How The List Was Created

The Pediatric Orthopaedic Society of North America (POSNA) Evidence Based Medicine Committee and the Advocacy Committee worked together during 2014 and 2015 to develop five items in the practice of Pediatric Orthopaedics of tests or procedures that should not be done routinely. Approximately 20 members of these two committees participated in the process. Each surgeon, in a blinded fashion, submitted 5 items each from their practices and experience of tests or procedures that they found were commonly over-utilized. The items were tallied in order of number of times that item was listed by each surgeon. A total of 30 items were submitted. Both committees then agreed on final list of 5 items based of frequency of responses and importance of the condition. The Evidence Based Committee reviewed the appropriate literature to provide references and support for each item. The Executive Committee of the Orthopaedic Section of the American Academy of Pediatrics (AAP) reviewed the 5 listed items and provided further feedback. POSNA Board of Directors provided further feedback and voted on the final list. Various expert committees and sections of the AAP reviewed and approved the list. The AAP Executive Committee granted final approval of the list.

Sources

Mahan ST, Katz JN, Kim YJ.  To screen or not to screen? A decision analysis of the utility of screening for developmental dysplasia of the hip.  J Bone Joint Surg Am. 2009 Jul:91(7):1705-1719.

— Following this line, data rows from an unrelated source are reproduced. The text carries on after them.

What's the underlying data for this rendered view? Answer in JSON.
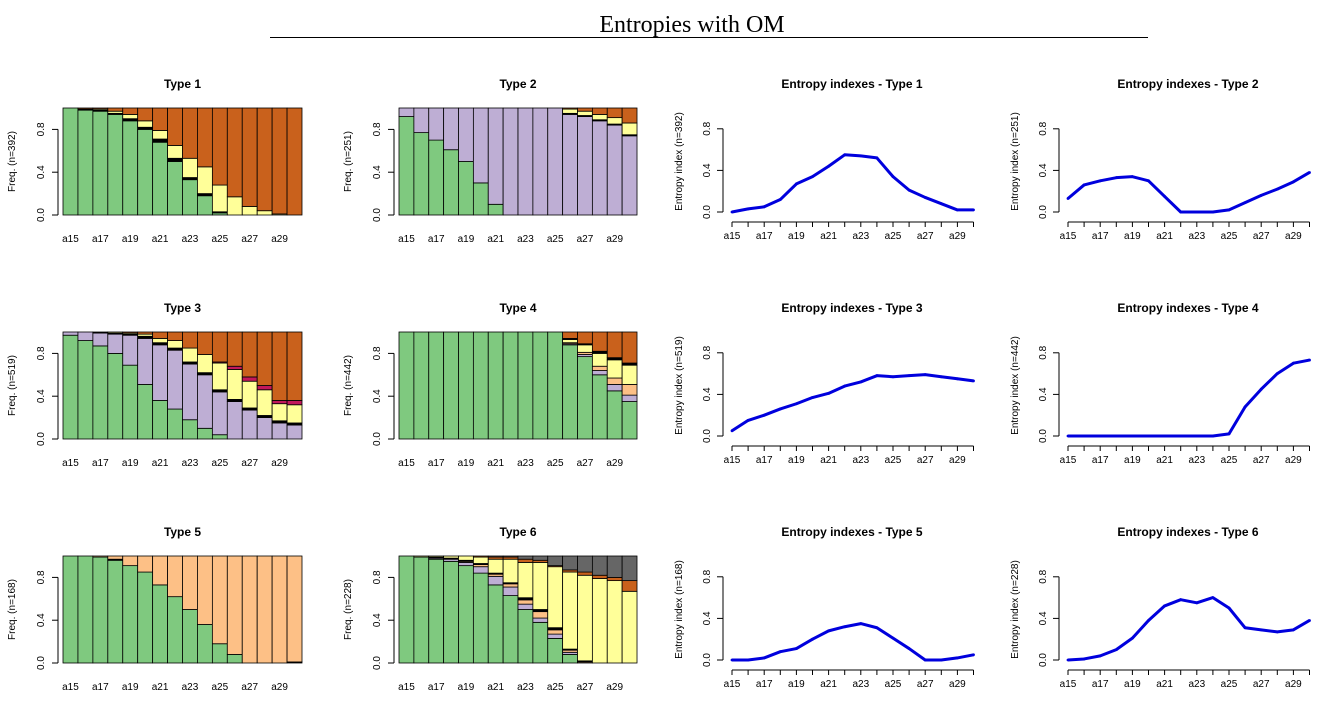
{
  "title": "Entropies with OM",
  "colors": {
    "green": "#7fc97f",
    "lavender": "#beaed4",
    "peach": "#fdc086",
    "yellow": "#ffff99",
    "orange": "#c9611c",
    "crimson": "#c2185b",
    "dark": "#666666",
    "black": "#000000",
    "line": "#0000dd"
  },
  "x_tick_labels": [
    "a15",
    "a17",
    "a19",
    "a21",
    "a23",
    "a25",
    "a27",
    "a29"
  ],
  "chart_data": [
    {
      "type": "bar",
      "title": "Type 1",
      "ylabel": "Freq. (n=392)",
      "yticks": [
        "0.0",
        "0.4",
        "0.8"
      ],
      "ylim": [
        0,
        1
      ],
      "categories": [
        "a15",
        "a16",
        "a17",
        "a18",
        "a19",
        "a20",
        "a21",
        "a22",
        "a23",
        "a24",
        "a25",
        "a26",
        "a27",
        "a28",
        "a29",
        "a30"
      ],
      "series": [
        {
          "color": "green",
          "values": [
            1.0,
            0.98,
            0.97,
            0.94,
            0.88,
            0.8,
            0.68,
            0.5,
            0.33,
            0.18,
            0.02,
            0.0,
            0.0,
            0.0,
            0.0,
            0.0
          ]
        },
        {
          "color": "black",
          "values": [
            0.0,
            0.01,
            0.01,
            0.01,
            0.02,
            0.02,
            0.03,
            0.03,
            0.02,
            0.02,
            0.01,
            0.0,
            0.0,
            0.0,
            0.0,
            0.0
          ]
        },
        {
          "color": "yellow",
          "values": [
            0.0,
            0.0,
            0.01,
            0.02,
            0.04,
            0.06,
            0.08,
            0.12,
            0.18,
            0.25,
            0.25,
            0.17,
            0.08,
            0.04,
            0.01,
            0.0
          ]
        },
        {
          "color": "orange",
          "values": [
            0.0,
            0.01,
            0.01,
            0.03,
            0.06,
            0.12,
            0.21,
            0.35,
            0.47,
            0.55,
            0.72,
            0.83,
            0.92,
            0.96,
            0.99,
            1.0
          ]
        }
      ]
    },
    {
      "type": "bar",
      "title": "Type 2",
      "ylabel": "Freq. (n=251)",
      "yticks": [
        "0.0",
        "0.4",
        "0.8"
      ],
      "ylim": [
        0,
        1
      ],
      "categories": [
        "a15",
        "a16",
        "a17",
        "a18",
        "a19",
        "a20",
        "a21",
        "a22",
        "a23",
        "a24",
        "a25",
        "a26",
        "a27",
        "a28",
        "a29",
        "a30"
      ],
      "series": [
        {
          "color": "green",
          "values": [
            0.92,
            0.77,
            0.7,
            0.61,
            0.5,
            0.3,
            0.1,
            0.0,
            0.0,
            0.0,
            0.0,
            0.0,
            0.0,
            0.0,
            0.0,
            0.0
          ]
        },
        {
          "color": "lavender",
          "values": [
            0.08,
            0.23,
            0.3,
            0.39,
            0.5,
            0.7,
            0.9,
            1.0,
            1.0,
            1.0,
            1.0,
            0.94,
            0.92,
            0.88,
            0.84,
            0.74
          ]
        },
        {
          "color": "black",
          "values": [
            0.0,
            0.0,
            0.0,
            0.0,
            0.0,
            0.0,
            0.0,
            0.0,
            0.0,
            0.0,
            0.0,
            0.01,
            0.01,
            0.01,
            0.01,
            0.01
          ]
        },
        {
          "color": "yellow",
          "values": [
            0.0,
            0.0,
            0.0,
            0.0,
            0.0,
            0.0,
            0.0,
            0.0,
            0.0,
            0.0,
            0.0,
            0.04,
            0.04,
            0.05,
            0.06,
            0.11
          ]
        },
        {
          "color": "orange",
          "values": [
            0.0,
            0.0,
            0.0,
            0.0,
            0.0,
            0.0,
            0.0,
            0.0,
            0.0,
            0.0,
            0.0,
            0.01,
            0.03,
            0.06,
            0.09,
            0.14
          ]
        }
      ]
    },
    {
      "type": "line",
      "title": "Entropy indexes - Type 1",
      "ylabel": "Entropy index (n=392)",
      "yticks": [
        "0.0",
        "0.4",
        "0.8"
      ],
      "ylim": [
        0,
        1
      ],
      "x": [
        "a15",
        "a16",
        "a17",
        "a18",
        "a19",
        "a20",
        "a21",
        "a22",
        "a23",
        "a24",
        "a25",
        "a26",
        "a27",
        "a28",
        "a29",
        "a30"
      ],
      "values": [
        0.0,
        0.03,
        0.05,
        0.12,
        0.27,
        0.34,
        0.44,
        0.55,
        0.54,
        0.52,
        0.34,
        0.21,
        0.14,
        0.08,
        0.02,
        0.02
      ]
    },
    {
      "type": "line",
      "title": "Entropy indexes - Type 2",
      "ylabel": "Entropy index (n=251)",
      "yticks": [
        "0.0",
        "0.4",
        "0.8"
      ],
      "ylim": [
        0,
        1
      ],
      "x": [
        "a15",
        "a16",
        "a17",
        "a18",
        "a19",
        "a20",
        "a21",
        "a22",
        "a23",
        "a24",
        "a25",
        "a26",
        "a27",
        "a28",
        "a29",
        "a30"
      ],
      "values": [
        0.13,
        0.26,
        0.3,
        0.33,
        0.34,
        0.3,
        0.15,
        0.0,
        0.0,
        0.0,
        0.02,
        0.09,
        0.16,
        0.22,
        0.29,
        0.38
      ]
    },
    {
      "type": "bar",
      "title": "Type 3",
      "ylabel": "Freq. (n=519)",
      "yticks": [
        "0.0",
        "0.4",
        "0.8"
      ],
      "ylim": [
        0,
        1
      ],
      "categories": [
        "a15",
        "a16",
        "a17",
        "a18",
        "a19",
        "a20",
        "a21",
        "a22",
        "a23",
        "a24",
        "a25",
        "a26",
        "a27",
        "a28",
        "a29",
        "a30"
      ],
      "series": [
        {
          "color": "green",
          "values": [
            0.97,
            0.92,
            0.87,
            0.8,
            0.69,
            0.51,
            0.36,
            0.28,
            0.18,
            0.1,
            0.04,
            0.0,
            0.0,
            0.0,
            0.0,
            0.0
          ]
        },
        {
          "color": "lavender",
          "values": [
            0.03,
            0.08,
            0.12,
            0.18,
            0.28,
            0.43,
            0.52,
            0.55,
            0.52,
            0.5,
            0.4,
            0.35,
            0.27,
            0.2,
            0.15,
            0.13
          ]
        },
        {
          "color": "black",
          "values": [
            0.0,
            0.0,
            0.01,
            0.01,
            0.01,
            0.02,
            0.02,
            0.02,
            0.02,
            0.02,
            0.02,
            0.02,
            0.02,
            0.02,
            0.02,
            0.02
          ]
        },
        {
          "color": "yellow",
          "values": [
            0.0,
            0.0,
            0.0,
            0.01,
            0.01,
            0.02,
            0.04,
            0.07,
            0.13,
            0.17,
            0.25,
            0.28,
            0.25,
            0.24,
            0.16,
            0.17
          ]
        },
        {
          "color": "crimson",
          "values": [
            0.0,
            0.0,
            0.0,
            0.0,
            0.0,
            0.0,
            0.0,
            0.0,
            0.0,
            0.0,
            0.01,
            0.03,
            0.04,
            0.04,
            0.03,
            0.04
          ]
        },
        {
          "color": "orange",
          "values": [
            0.0,
            0.0,
            0.0,
            0.0,
            0.01,
            0.02,
            0.06,
            0.08,
            0.15,
            0.21,
            0.28,
            0.32,
            0.42,
            0.5,
            0.64,
            0.64
          ]
        }
      ]
    },
    {
      "type": "bar",
      "title": "Type 4",
      "ylabel": "Freq. (n=442)",
      "yticks": [
        "0.0",
        "0.4",
        "0.8"
      ],
      "ylim": [
        0,
        1
      ],
      "categories": [
        "a15",
        "a16",
        "a17",
        "a18",
        "a19",
        "a20",
        "a21",
        "a22",
        "a23",
        "a24",
        "a25",
        "a26",
        "a27",
        "a28",
        "a29",
        "a30"
      ],
      "series": [
        {
          "color": "green",
          "values": [
            1.0,
            1.0,
            1.0,
            1.0,
            1.0,
            1.0,
            1.0,
            1.0,
            1.0,
            1.0,
            1.0,
            0.88,
            0.77,
            0.6,
            0.45,
            0.35
          ]
        },
        {
          "color": "lavender",
          "values": [
            0.0,
            0.0,
            0.0,
            0.0,
            0.0,
            0.0,
            0.0,
            0.0,
            0.0,
            0.0,
            0.0,
            0.01,
            0.02,
            0.04,
            0.06,
            0.06
          ]
        },
        {
          "color": "peach",
          "values": [
            0.0,
            0.0,
            0.0,
            0.0,
            0.0,
            0.0,
            0.0,
            0.0,
            0.0,
            0.0,
            0.0,
            0.01,
            0.02,
            0.04,
            0.06,
            0.1
          ]
        },
        {
          "color": "yellow",
          "values": [
            0.0,
            0.0,
            0.0,
            0.0,
            0.0,
            0.0,
            0.0,
            0.0,
            0.0,
            0.0,
            0.0,
            0.03,
            0.07,
            0.12,
            0.17,
            0.18
          ]
        },
        {
          "color": "black",
          "values": [
            0.0,
            0.0,
            0.0,
            0.0,
            0.0,
            0.0,
            0.0,
            0.0,
            0.0,
            0.0,
            0.0,
            0.01,
            0.01,
            0.02,
            0.02,
            0.02
          ]
        },
        {
          "color": "orange",
          "values": [
            0.0,
            0.0,
            0.0,
            0.0,
            0.0,
            0.0,
            0.0,
            0.0,
            0.0,
            0.0,
            0.0,
            0.06,
            0.11,
            0.18,
            0.24,
            0.29
          ]
        }
      ]
    },
    {
      "type": "line",
      "title": "Entropy indexes - Type 3",
      "ylabel": "Entropy index (n=519)",
      "yticks": [
        "0.0",
        "0.4",
        "0.8"
      ],
      "ylim": [
        0,
        1
      ],
      "x": [
        "a15",
        "a16",
        "a17",
        "a18",
        "a19",
        "a20",
        "a21",
        "a22",
        "a23",
        "a24",
        "a25",
        "a26",
        "a27",
        "a28",
        "a29",
        "a30"
      ],
      "values": [
        0.05,
        0.15,
        0.2,
        0.26,
        0.31,
        0.37,
        0.41,
        0.48,
        0.52,
        0.58,
        0.57,
        0.58,
        0.59,
        0.57,
        0.55,
        0.53
      ]
    },
    {
      "type": "line",
      "title": "Entropy indexes - Type 4",
      "ylabel": "Entropy index (n=442)",
      "yticks": [
        "0.0",
        "0.4",
        "0.8"
      ],
      "ylim": [
        0,
        1
      ],
      "x": [
        "a15",
        "a16",
        "a17",
        "a18",
        "a19",
        "a20",
        "a21",
        "a22",
        "a23",
        "a24",
        "a25",
        "a26",
        "a27",
        "a28",
        "a29",
        "a30"
      ],
      "values": [
        0.0,
        0.0,
        0.0,
        0.0,
        0.0,
        0.0,
        0.0,
        0.0,
        0.0,
        0.0,
        0.02,
        0.28,
        0.45,
        0.6,
        0.7,
        0.73
      ]
    },
    {
      "type": "bar",
      "title": "Type 5",
      "ylabel": "Freq. (n=168)",
      "yticks": [
        "0.0",
        "0.4",
        "0.8"
      ],
      "ylim": [
        0,
        1
      ],
      "categories": [
        "a15",
        "a16",
        "a17",
        "a18",
        "a19",
        "a20",
        "a21",
        "a22",
        "a23",
        "a24",
        "a25",
        "a26",
        "a27",
        "a28",
        "a29",
        "a30"
      ],
      "series": [
        {
          "color": "green",
          "values": [
            1.0,
            1.0,
            0.99,
            0.96,
            0.91,
            0.85,
            0.73,
            0.62,
            0.5,
            0.36,
            0.18,
            0.08,
            0.0,
            0.0,
            0.0,
            0.0
          ]
        },
        {
          "color": "black",
          "values": [
            0.0,
            0.0,
            0.0,
            0.01,
            0.0,
            0.0,
            0.0,
            0.0,
            0.0,
            0.0,
            0.0,
            0.0,
            0.0,
            0.0,
            0.0,
            0.01
          ]
        },
        {
          "color": "peach",
          "values": [
            0.0,
            0.0,
            0.01,
            0.03,
            0.09,
            0.15,
            0.27,
            0.38,
            0.5,
            0.64,
            0.82,
            0.92,
            1.0,
            1.0,
            1.0,
            0.99
          ]
        }
      ]
    },
    {
      "type": "bar",
      "title": "Type 6",
      "ylabel": "Freq. (n=228)",
      "yticks": [
        "0.0",
        "0.4",
        "0.8"
      ],
      "ylim": [
        0,
        1
      ],
      "categories": [
        "a15",
        "a16",
        "a17",
        "a18",
        "a19",
        "a20",
        "a21",
        "a22",
        "a23",
        "a24",
        "a25",
        "a26",
        "a27",
        "a28",
        "a29",
        "a30"
      ],
      "series": [
        {
          "color": "green",
          "values": [
            1.0,
            0.99,
            0.97,
            0.95,
            0.91,
            0.84,
            0.73,
            0.63,
            0.5,
            0.38,
            0.23,
            0.08,
            0.0,
            0.0,
            0.0,
            0.0
          ]
        },
        {
          "color": "lavender",
          "values": [
            0.0,
            0.0,
            0.01,
            0.02,
            0.03,
            0.06,
            0.08,
            0.08,
            0.05,
            0.04,
            0.04,
            0.02,
            0.0,
            0.0,
            0.0,
            0.0
          ]
        },
        {
          "color": "peach",
          "values": [
            0.0,
            0.0,
            0.0,
            0.0,
            0.01,
            0.02,
            0.02,
            0.03,
            0.04,
            0.06,
            0.04,
            0.02,
            0.01,
            0.0,
            0.0,
            0.0
          ]
        },
        {
          "color": "black",
          "values": [
            0.0,
            0.0,
            0.01,
            0.01,
            0.01,
            0.01,
            0.01,
            0.01,
            0.02,
            0.02,
            0.02,
            0.01,
            0.01,
            0.0,
            0.0,
            0.0
          ]
        },
        {
          "color": "yellow",
          "values": [
            0.0,
            0.01,
            0.01,
            0.02,
            0.04,
            0.06,
            0.13,
            0.22,
            0.33,
            0.44,
            0.57,
            0.72,
            0.8,
            0.79,
            0.77,
            0.67
          ]
        },
        {
          "color": "orange",
          "values": [
            0.0,
            0.0,
            0.0,
            0.0,
            0.0,
            0.01,
            0.02,
            0.02,
            0.03,
            0.02,
            0.01,
            0.02,
            0.03,
            0.03,
            0.03,
            0.1
          ]
        },
        {
          "color": "dark",
          "values": [
            0.0,
            0.0,
            0.0,
            0.0,
            0.0,
            0.0,
            0.01,
            0.01,
            0.03,
            0.04,
            0.09,
            0.13,
            0.15,
            0.18,
            0.2,
            0.23
          ]
        }
      ]
    },
    {
      "type": "line",
      "title": "Entropy indexes - Type 5",
      "ylabel": "Entropy index (n=168)",
      "yticks": [
        "0.0",
        "0.4",
        "0.8"
      ],
      "ylim": [
        0,
        1
      ],
      "x": [
        "a15",
        "a16",
        "a17",
        "a18",
        "a19",
        "a20",
        "a21",
        "a22",
        "a23",
        "a24",
        "a25",
        "a26",
        "a27",
        "a28",
        "a29",
        "a30"
      ],
      "values": [
        0.0,
        0.0,
        0.02,
        0.08,
        0.11,
        0.2,
        0.28,
        0.32,
        0.35,
        0.31,
        0.21,
        0.11,
        0.0,
        0.0,
        0.02,
        0.05
      ]
    },
    {
      "type": "line",
      "title": "Entropy indexes - Type 6",
      "ylabel": "Entropy index (n=228)",
      "yticks": [
        "0.0",
        "0.4",
        "0.8"
      ],
      "ylim": [
        0,
        1
      ],
      "x": [
        "a15",
        "a16",
        "a17",
        "a18",
        "a19",
        "a20",
        "a21",
        "a22",
        "a23",
        "a24",
        "a25",
        "a26",
        "a27",
        "a28",
        "a29",
        "a30"
      ],
      "values": [
        0.0,
        0.01,
        0.04,
        0.1,
        0.21,
        0.38,
        0.52,
        0.58,
        0.55,
        0.6,
        0.5,
        0.31,
        0.29,
        0.27,
        0.29,
        0.38
      ]
    }
  ]
}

Laborie LB, Markestad TH, Davidsen H. Bruras KR, Aukland SM, Bjorlykke JA, Reigstad H. Indrekvam K, Lehmann TG, Engesaeter IO, Engesaeter LB, Rosendahl K. Selective ultrasound screening for developmental hip dysplasia: effect on management and late detected cases. A prospective study during 1991-2006. Pediatri Radiol. 2014 Apr;44 (4): 410-424.

Shorter D, Hong T, Osborn DA. Cochrane Review:  Screening programs for developmental dysplasia of the hip in newborn infants.  Evid Based Child Health. 2013; 8(1): 11-54.

Shaw BA, Segal LS, Section on Orthopaedics.  Evaluation and referral for developmental dysplasia of the hip in infants. Pediatrics 2016; 138(6).